Field-level routing can incorporate business impact alongside confidence:
- High impact + low confidence → priority human review (refund amounts, contract terms)
- Low impact + low confidence → standard review queue (internal codes, formatting notes)
- High impact + high confidence → auto-accept with audit sampling
- Low impact + high confidence → auto-accept
This allocates scarce reviewer time to the fields where errors have the largest consequences, not just the fields where the model is most uncertain.
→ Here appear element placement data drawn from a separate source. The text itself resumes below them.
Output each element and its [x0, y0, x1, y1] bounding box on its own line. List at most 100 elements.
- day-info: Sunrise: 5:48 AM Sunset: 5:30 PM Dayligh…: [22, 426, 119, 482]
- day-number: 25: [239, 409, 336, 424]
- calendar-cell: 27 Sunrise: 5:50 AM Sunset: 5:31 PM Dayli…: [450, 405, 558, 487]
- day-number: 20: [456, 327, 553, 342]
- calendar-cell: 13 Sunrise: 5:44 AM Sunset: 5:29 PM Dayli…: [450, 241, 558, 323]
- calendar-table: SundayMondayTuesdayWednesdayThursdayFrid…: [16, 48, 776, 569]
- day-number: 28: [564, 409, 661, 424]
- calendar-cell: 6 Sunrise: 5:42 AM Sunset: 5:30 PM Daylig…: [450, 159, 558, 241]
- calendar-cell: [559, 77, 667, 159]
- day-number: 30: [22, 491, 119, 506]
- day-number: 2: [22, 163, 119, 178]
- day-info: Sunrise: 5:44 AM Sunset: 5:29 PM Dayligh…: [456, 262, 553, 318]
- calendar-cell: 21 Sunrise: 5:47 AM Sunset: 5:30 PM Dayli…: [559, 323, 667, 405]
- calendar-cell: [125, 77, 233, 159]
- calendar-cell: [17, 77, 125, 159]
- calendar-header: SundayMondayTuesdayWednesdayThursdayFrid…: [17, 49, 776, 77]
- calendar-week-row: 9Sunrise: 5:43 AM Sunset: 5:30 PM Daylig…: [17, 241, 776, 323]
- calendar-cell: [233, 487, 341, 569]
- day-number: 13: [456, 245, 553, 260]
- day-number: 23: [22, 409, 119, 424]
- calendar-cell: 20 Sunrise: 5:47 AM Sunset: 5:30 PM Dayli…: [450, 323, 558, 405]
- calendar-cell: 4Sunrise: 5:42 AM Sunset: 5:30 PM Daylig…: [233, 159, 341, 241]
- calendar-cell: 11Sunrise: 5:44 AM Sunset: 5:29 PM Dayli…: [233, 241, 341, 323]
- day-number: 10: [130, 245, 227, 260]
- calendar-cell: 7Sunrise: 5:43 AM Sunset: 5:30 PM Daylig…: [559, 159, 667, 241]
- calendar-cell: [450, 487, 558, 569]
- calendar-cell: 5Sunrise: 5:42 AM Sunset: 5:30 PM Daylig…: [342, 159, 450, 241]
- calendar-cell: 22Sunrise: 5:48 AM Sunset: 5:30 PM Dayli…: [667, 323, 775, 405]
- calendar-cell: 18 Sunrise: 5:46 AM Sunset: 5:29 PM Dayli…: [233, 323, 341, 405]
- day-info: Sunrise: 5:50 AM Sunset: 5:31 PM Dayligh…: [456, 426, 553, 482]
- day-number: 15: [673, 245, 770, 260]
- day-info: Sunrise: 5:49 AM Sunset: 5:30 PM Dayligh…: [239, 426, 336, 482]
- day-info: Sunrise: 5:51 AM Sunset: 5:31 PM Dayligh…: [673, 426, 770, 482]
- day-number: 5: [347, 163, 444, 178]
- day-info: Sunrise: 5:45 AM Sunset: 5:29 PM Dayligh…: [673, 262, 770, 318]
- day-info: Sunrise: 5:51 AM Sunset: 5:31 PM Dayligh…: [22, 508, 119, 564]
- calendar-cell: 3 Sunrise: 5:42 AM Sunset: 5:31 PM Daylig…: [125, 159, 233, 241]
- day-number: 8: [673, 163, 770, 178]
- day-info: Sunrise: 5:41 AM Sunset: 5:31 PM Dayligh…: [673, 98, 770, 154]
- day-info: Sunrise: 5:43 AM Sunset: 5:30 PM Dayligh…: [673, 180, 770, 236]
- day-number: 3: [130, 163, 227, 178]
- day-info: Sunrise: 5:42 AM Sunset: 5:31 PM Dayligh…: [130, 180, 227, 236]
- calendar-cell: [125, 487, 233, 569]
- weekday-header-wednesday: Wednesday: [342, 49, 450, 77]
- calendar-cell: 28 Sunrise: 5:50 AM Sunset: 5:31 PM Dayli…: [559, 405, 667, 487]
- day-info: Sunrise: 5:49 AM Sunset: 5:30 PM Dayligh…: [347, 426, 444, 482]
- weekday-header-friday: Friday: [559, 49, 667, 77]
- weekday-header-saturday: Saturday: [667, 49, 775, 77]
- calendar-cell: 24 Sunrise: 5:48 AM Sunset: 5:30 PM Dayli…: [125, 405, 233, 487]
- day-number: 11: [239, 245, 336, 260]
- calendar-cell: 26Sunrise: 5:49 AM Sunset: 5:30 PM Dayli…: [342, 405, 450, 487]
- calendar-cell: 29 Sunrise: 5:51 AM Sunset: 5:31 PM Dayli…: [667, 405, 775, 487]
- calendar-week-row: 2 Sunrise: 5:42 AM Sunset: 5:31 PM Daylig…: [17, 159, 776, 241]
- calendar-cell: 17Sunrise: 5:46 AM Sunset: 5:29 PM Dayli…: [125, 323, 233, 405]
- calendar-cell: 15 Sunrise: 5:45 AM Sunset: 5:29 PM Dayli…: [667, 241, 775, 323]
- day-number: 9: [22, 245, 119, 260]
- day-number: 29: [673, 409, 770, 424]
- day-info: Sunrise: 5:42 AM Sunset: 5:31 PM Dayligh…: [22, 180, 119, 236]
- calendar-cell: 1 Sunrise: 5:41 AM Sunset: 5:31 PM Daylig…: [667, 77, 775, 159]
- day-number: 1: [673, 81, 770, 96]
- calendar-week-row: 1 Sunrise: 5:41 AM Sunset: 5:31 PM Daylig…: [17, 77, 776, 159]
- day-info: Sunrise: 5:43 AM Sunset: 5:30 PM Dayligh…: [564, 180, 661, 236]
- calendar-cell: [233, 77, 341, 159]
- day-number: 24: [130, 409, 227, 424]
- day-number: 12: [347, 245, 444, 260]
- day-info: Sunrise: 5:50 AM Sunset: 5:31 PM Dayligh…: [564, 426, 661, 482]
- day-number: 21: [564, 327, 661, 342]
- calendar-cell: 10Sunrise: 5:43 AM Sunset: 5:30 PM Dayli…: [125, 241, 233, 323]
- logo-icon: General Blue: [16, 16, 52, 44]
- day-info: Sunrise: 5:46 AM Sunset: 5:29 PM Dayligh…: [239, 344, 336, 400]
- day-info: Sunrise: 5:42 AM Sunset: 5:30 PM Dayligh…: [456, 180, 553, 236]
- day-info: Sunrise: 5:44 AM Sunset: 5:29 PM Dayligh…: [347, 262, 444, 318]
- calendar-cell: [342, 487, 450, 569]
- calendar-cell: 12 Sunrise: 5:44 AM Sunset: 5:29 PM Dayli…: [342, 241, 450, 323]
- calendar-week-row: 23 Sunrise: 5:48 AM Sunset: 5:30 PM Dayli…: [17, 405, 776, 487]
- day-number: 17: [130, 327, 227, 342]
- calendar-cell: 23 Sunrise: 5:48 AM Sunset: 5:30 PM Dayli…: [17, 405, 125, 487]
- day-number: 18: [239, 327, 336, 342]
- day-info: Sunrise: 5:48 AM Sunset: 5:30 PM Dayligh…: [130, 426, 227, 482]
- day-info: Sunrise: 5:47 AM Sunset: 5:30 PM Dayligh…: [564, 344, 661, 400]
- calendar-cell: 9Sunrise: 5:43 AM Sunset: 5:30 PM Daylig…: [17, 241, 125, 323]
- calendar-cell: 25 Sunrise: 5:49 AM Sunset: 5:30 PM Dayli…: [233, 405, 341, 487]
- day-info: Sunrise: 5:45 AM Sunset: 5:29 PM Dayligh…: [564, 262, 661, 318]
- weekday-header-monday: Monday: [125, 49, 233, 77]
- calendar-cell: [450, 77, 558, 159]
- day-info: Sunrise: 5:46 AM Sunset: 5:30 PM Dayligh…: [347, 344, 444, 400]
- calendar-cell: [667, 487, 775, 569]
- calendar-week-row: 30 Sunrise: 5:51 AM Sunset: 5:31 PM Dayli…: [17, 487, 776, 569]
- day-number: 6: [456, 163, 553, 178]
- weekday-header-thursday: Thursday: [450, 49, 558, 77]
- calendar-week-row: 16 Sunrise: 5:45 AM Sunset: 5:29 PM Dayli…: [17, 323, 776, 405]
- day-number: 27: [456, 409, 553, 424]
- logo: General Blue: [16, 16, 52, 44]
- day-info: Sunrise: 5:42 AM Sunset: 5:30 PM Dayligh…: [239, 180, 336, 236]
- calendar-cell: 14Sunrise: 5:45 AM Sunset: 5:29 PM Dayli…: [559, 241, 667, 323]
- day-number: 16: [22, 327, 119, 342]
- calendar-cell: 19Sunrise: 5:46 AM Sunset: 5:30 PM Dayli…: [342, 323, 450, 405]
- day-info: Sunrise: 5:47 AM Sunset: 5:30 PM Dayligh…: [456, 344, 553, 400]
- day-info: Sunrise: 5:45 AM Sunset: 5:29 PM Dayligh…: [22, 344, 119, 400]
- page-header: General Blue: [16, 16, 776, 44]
What Field-Level Routing Replaces
| Approach | Review trigger | Reviewer effort | Error catch |
|---|---|---|---|
| Review everything | Always | Very high | ~100% |
| Document-level routing | Any field uncertain | High (40% of docs) | ~95% |
| Field-level routing | Specific field uncertain | Low (12% of fields) | ~93% |
| No review | Never | Zero | Variable |
Field-level routing sits at the efficient frontier: near-document-level error detection at a fraction of the workload. The 2% catch rate difference between document-level and field-level routing represents fields that were uncertain but happened to be correct — the model was unsure but got it right. The 69% workload reduction more than compensates.
One-liner: Output a confidence score with every extracted field, calibrate thresholds per field type, and route only the uncertain fields to human review — the certain ones do not need human eyes.